After you have done the self-exploration, and determined that this type of relationship is worth pursuing, then it becomes time to engage in similar conversation with the proposed partner. Friends with benefits work best when there is a shared understanding of the meaning behind the behaviors.
Remember, just because you have this open and honest conversation with your "Friend" does not mean that she or he wants the same things as you. Do not be afraid to Set Boundaries with the identified friend you with whom you are about to have benefits. Some boundary setting examples can include whether you want this to be a closed sexual relationship. Is it ok or not ok to be physically intimate with other people while in this relationship, how frequently do you want to see each other? Be clear about your time together…are you two going on dates or is it two friends hanging out.A simple way to begin this dialogue may be "I want our relationship to be enjoyable and successful. To make sure this happens I think it would be beneficial to for us to discuss some of the relationship logistics like if we are going to have sex with others or just with each other?" This type of statement could lead into a much deeper conversation regarding how the relationship will be constructed.

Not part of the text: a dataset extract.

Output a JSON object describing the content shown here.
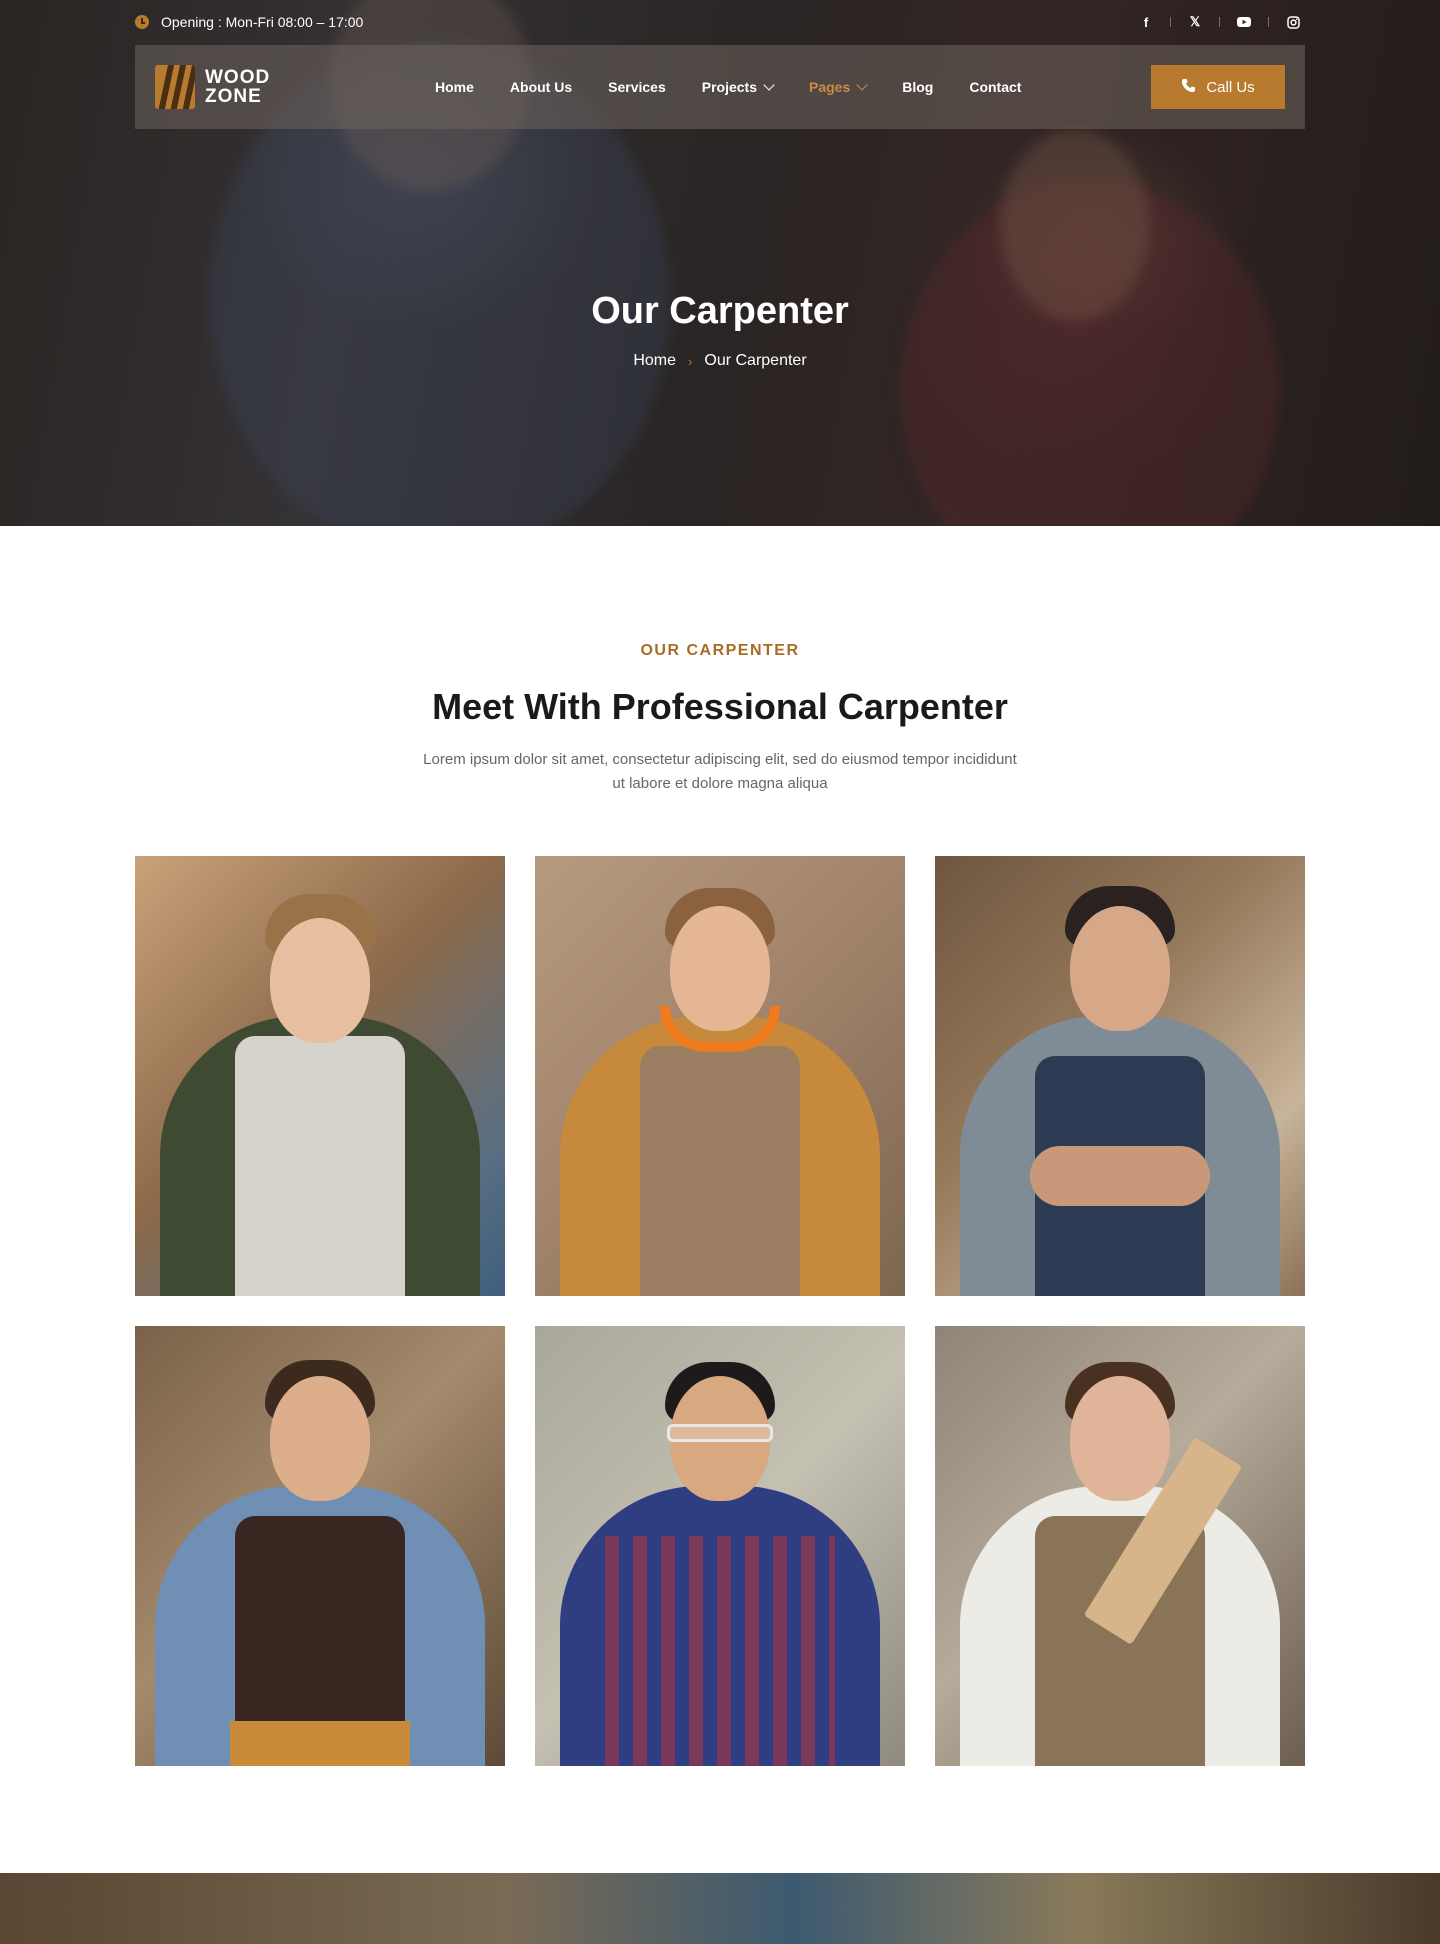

Another key point is to be honest with yourself and with your potential partner. As with everything, communication is a key component to the success of this relationship. Discuss your expectations about engaging in this type of relationship…point of issues to think about can include whether this is supposed to a short term arrangement, are you really interested in the other person but attempting to approach a possible relationship from this angle, do you want to come across as a couple, typically are you successful at separating your emotions from your behaviors? Discuss the elephant in the room by exploring these topics. If there is more that you can think of then discuss this as well.
Understand that this is not a lifestyle choice for everyone. It can be a fabulous experience that you look back on fondly or an absolute disaster.